Ich messe das nicht wirklich, beziehungsweise grenze es nicht ab. Ich lese ein Buch und wenn ich es gut finde, schreibe ich darüber. Meine Kamera habe ich meistens dabei. Wenn ich etwas koche, fotografiere ich es. Das kostet ein wenig mehr Zeit, weil ich den Teller ins richtige Licht stelle und anders drapiere, aber auch nicht so viel. Mir war und ist immer wichtig, dass der Blog eher mein Leben festhält, als dass ich bewusst ein Leben arrangiere, um es im Internet zeigen zu können.
Ich merke aber, dass mit der Zeit und den Leserzahlen auch ein Druck wächst. Wenn ich länger nichts schreibe, kommen Mails mit Fragen. Da herrscht eine gewisse Erwartungshaltung, von der ich mich aber frei machen möchte, sonst würde sie mich hemmen. Es fühlt sich besser und sicherer an, wenn ich so tue, als ob das außer meiner Mutter und meinen Freunden keiner liest.

Banner? Advertorials? Spenden? Wie verdienst du Geld?
Ich nutze Affiliate-Links. Wenn ich also Bücher vorstelle oder Kleider, erhalte ich bei Kauf einen gewissen Prozentsatz.

Rentiert sich dein Blog?
Nein. Leben könnte ich davon nicht. Gerade wenn man die Kosten für Hosting und die Zeit gegenrechnet.

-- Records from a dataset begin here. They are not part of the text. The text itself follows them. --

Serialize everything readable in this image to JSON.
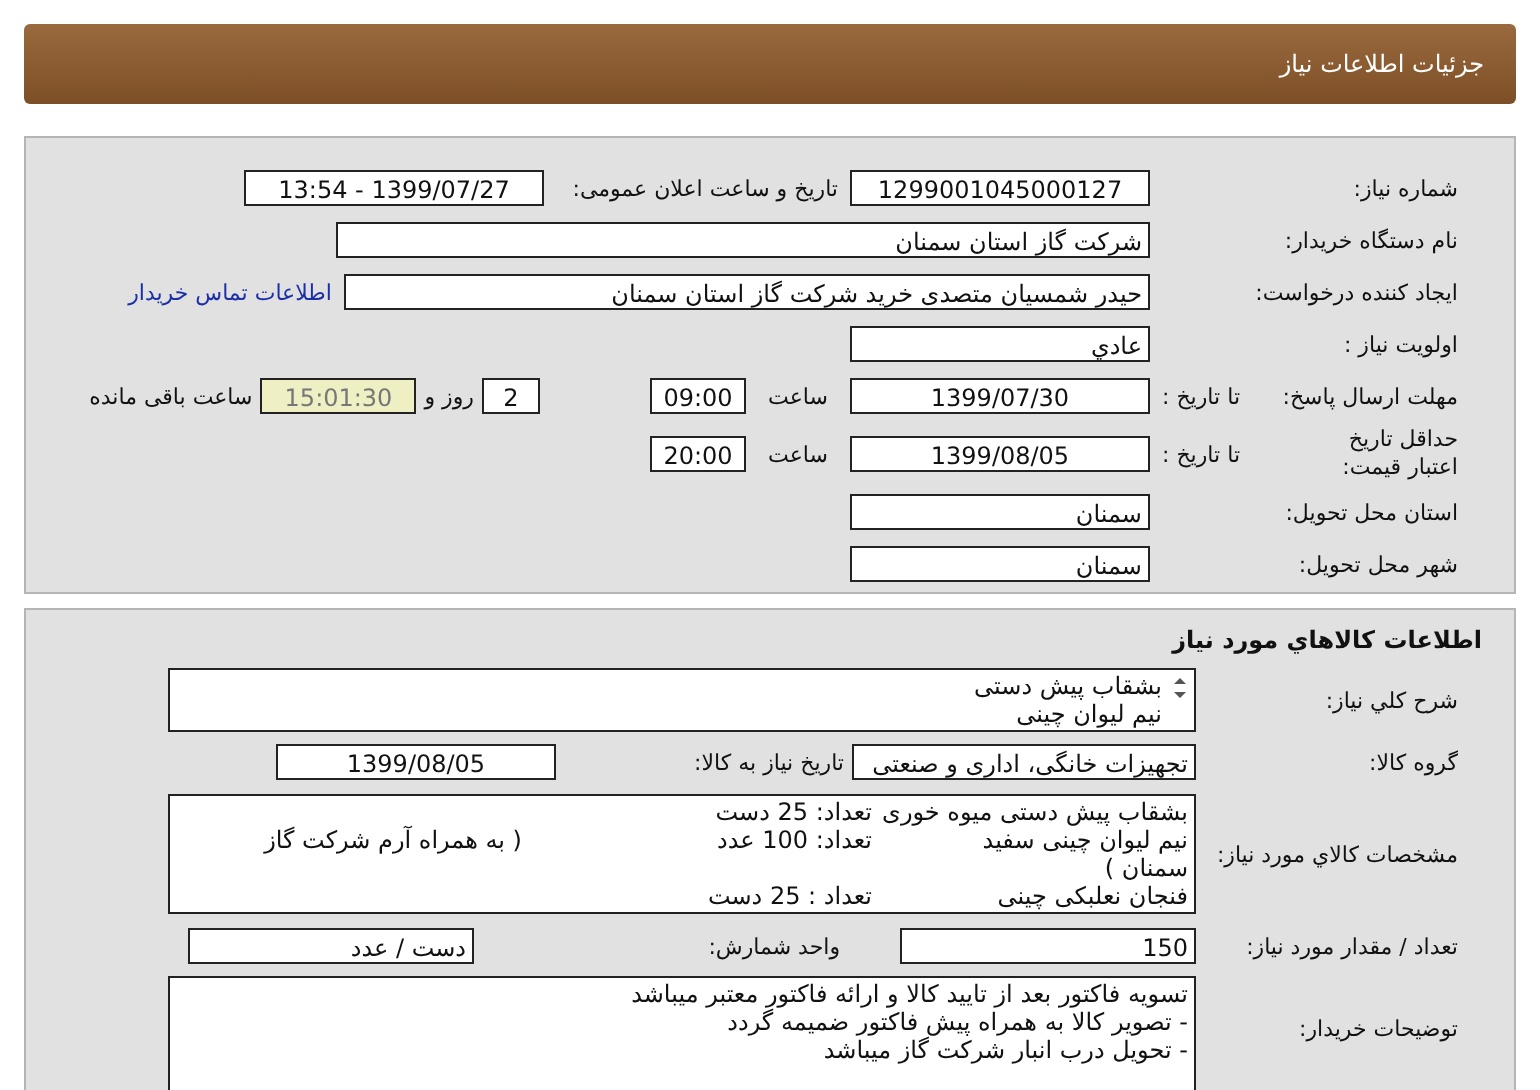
{
  "header": {
    "title": "جزئیات اطلاعات نیاز"
  },
  "need_info": {
    "need_number": {
      "label": "شماره نیاز:",
      "value": "1299001045000127"
    },
    "announce": {
      "label": "تاریخ و ساعت اعلان عمومی:",
      "value": "1399/07/27 - 13:54"
    },
    "buyer": {
      "label": "نام دستگاه خریدار:",
      "value": "شرکت گاز استان سمنان"
    },
    "creator": {
      "label": "ایجاد کننده درخواست:",
      "value": "حیدر شمسیان متصدی خرید شرکت گاز استان سمنان"
    },
    "contact_link": "اطلاعات تماس خریدار",
    "priority": {
      "label": "اولویت نیاز :",
      "value": "عادي"
    },
    "deadline": {
      "label": "مهلت ارسال پاسخ:",
      "date_label": "تا تاریخ :",
      "date": "1399/07/30",
      "time_label": "ساعت",
      "time": "09:00",
      "days": "2",
      "days_label": "روز و",
      "remaining": "15:01:30",
      "remaining_label": "ساعت باقی مانده"
    },
    "validity": {
      "label": "حداقل تاریخ اعتبار قیمت:",
      "date_label": "تا تاریخ :",
      "date": "1399/08/05",
      "time_label": "ساعت",
      "time": "20:00"
    },
    "province": {
      "label": "استان محل تحویل:",
      "value": "سمنان"
    },
    "city": {
      "label": "شهر محل تحویل:",
      "value": "سمنان"
    }
  },
  "goods": {
    "title": "اطلاعات کالاهاي مورد نیاز",
    "summary": {
      "label": "شرح کلي نیاز:",
      "lines": [
        "بشقاب پیش دستی",
        "نیم لیوان چینی"
      ]
    },
    "group": {
      "label": "گروه کالا:",
      "value": "تجهیزات خانگی، اداری و صنعتی"
    },
    "need_date": {
      "label": "تاریخ نیاز به کالا:",
      "value": "1399/08/05"
    },
    "specs": {
      "label": "مشخصات کالاي مورد نیاز:",
      "lines": [
        [
          "بشقاب پیش دستی میوه خوری",
          "تعداد: 25 دست"
        ],
        [
          "نیم لیوان چینی سفید",
          "تعداد: 100 عدد",
          "( به همراه آرم شرکت گاز"
        ],
        [
          "سمنان )"
        ],
        [
          "فنجان نعلبکی چینی",
          "تعداد : 25 دست"
        ]
      ]
    },
    "quantity": {
      "label": "تعداد / مقدار مورد نیاز:",
      "value": "150"
    },
    "unit": {
      "label": "واحد شمارش:",
      "value": "دست / عدد"
    },
    "notes": {
      "label": "توضیحات خریدار:",
      "lines": [
        "تسویه فاکتور بعد از تایید کالا و ارائه فاکتور معتبر میباشد",
        "- تصویر کالا به همراه پیش فاکتور ضمیمه گردد",
        "- تحویل درب انبار شرکت گاز میباشد"
      ]
    }
  }
}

Missen möchte ich ihn aber auch nicht mehr. Mir tut die Routine gut, zum Schreiben gezwungen zu werden, das Festhalten und Formulieren der eigenen Gedanken ist auch für mich auch immer ein Reflektieren, ich habe tolle Kontakte darüber erhalten und auch beruflich haben sich dadurch, obwohl ich eigentlich in einem ganz anderen Bereich arbeite, ein paar Perspektiven ergeben.
Finanziell rentieren also nicht. Aber es lohnt sich allemal.